In der Mitte des 15. Jahrhunderts (1457) bekam die “Pfarre” eines der 20 Hufen des Dorfes zur Unterhaltung von Kirche und Seelsorger. Aus dieser Zeit der Gotik sind die ältesten Zeugnisse unserer Kirche: die Spitzbogentür an der Südseite mit altem Beschlag und je ein Fenster im Süden und im Osten sowie der achteckige Taufstein mit alten Mustern und Inschriften. Zurückgeblieben aus vorreformatorischer Zeit sind auch zwei Sakramentsnischen zur Aufbewahrung von Abendmahlsbrot und -wein. Ob die geschnitzte Holzfigur “Christus auf der Rast” zur ursprünglichen Ausstattung gehörte, verliert sich im Schleier der Vergangenheit. So bescheiden sich die Kirche von außen darstellt, so liebevoll zeigt sie sich im Innern. Von sechs gewaltigen Säulen wird die Decke getragen.
Die Jahreszahl “1652” finden wir oberhalb einer der Säulen und auf der Taufschale. Fünf Jahre später ließ die Gemeinde den Altar anfertigen und 1660 die Kanzel bauen. Inzwischen war die Empore gebaut und 1667 wurde sie mit Bildern des Malers Michael Krumach versehen. Neben der Kirche, etwas abseits, steht der Glockenturm. Zwei Glocken hängen hier und rufen zum Gebet. Die eine, etwas kleinere, ist die Laurentiusglocke. Sie diente als Modell für das Lautaer Stadtwappen. Deutlich ist die Inschrift zu lesen: “hilf. mir. hellcken. sant. laurencivs.” (1512). Die Glocke stammt aus der Kapelle auf dem Koschenberg, die nach der Reformation verfiel. Die Inschrift der Schwesterglocke ist nicht mehr lesbar, vielleicht die Jahreszahl 1501?
Diese Kirche gehört zu dem Dorf, ist ein Teil von ihm und den Menschen, die darin wohnen. Sie ist keine prunkvolle Kathedrale oder ein in seiner Größe erdrückender Dom; sie ist für die Menschen da und somit selber menschlich. Sie sah Freude und Not der Menschen, sah Feuerbrünste und den Aufbau danach. Sie ist in allem bewahrt geblieben, hat 1992/93 notwendige Erneuerungen des Äußeren erfahren; so bleibt dieses Kleinod in unserer Hand, das wir zu erhalten und zu pflegen haben.

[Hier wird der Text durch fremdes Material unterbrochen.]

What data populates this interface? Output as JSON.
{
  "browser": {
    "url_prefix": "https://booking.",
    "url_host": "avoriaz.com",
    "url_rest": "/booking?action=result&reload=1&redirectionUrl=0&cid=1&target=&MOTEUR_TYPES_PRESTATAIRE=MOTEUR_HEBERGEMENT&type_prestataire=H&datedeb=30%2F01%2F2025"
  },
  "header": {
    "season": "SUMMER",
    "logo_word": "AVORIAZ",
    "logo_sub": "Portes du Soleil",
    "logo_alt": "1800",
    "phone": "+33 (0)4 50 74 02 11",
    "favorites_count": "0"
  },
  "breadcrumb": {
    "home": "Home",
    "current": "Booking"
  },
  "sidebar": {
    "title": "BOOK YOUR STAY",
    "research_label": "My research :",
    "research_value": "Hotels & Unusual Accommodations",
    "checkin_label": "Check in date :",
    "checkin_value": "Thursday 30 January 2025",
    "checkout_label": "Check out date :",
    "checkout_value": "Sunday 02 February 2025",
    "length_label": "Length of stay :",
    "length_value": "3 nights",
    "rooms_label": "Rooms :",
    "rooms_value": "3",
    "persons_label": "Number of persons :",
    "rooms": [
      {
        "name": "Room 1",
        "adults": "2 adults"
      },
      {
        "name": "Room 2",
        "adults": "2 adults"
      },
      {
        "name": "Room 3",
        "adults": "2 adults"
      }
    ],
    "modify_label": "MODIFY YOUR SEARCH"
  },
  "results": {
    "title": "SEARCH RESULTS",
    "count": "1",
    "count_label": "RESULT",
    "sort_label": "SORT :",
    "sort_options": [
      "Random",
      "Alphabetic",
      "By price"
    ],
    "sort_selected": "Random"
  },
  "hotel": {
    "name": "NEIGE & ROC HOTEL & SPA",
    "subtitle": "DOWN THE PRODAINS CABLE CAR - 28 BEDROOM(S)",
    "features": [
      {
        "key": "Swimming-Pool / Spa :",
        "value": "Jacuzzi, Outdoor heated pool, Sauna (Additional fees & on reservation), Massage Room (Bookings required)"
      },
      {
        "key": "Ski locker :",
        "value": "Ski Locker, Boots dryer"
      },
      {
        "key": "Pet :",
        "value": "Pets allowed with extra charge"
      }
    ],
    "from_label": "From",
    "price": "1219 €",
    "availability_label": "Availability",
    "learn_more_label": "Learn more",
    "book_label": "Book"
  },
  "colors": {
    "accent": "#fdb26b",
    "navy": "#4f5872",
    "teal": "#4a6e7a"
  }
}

Die evangelische Gemeinde des Dorfes ist kleiner geworden. Mit der Industrie entwickelten sich die Orte, bildeten eigene Gemeinden (wie z. B. Lauta-Stadt, Hosena, Großkoschen). Wie eine weise, alte Mutter schaut sie auf diese und freut sich über deren Wachsen und Gedeihen. Doch auch wie sie ist unsere Kirche und das Dorf Lauta voll Freude, wenn Gäste und Besucher zu uns kommen, Ruhe und Erholung finden, bei einem Spaziergang über den Dorfplatz den Hauch der Geschichte spüren und an der alten Dorfkirche haltmachen, um beim Klang der Abendglocken diese Kirche als Ort des Friedens zu begreifen.
Quelle: Lauta.de
Zum Cache selber:
Es ist ein klassischer Mircro mit einem Logstreifen. Sollte nach kurzer Suche relativ einach zu finden sein. Man muss keine Mauern übersteigen, nicht buddeln, usw. Einfach nur die Augen offen halten.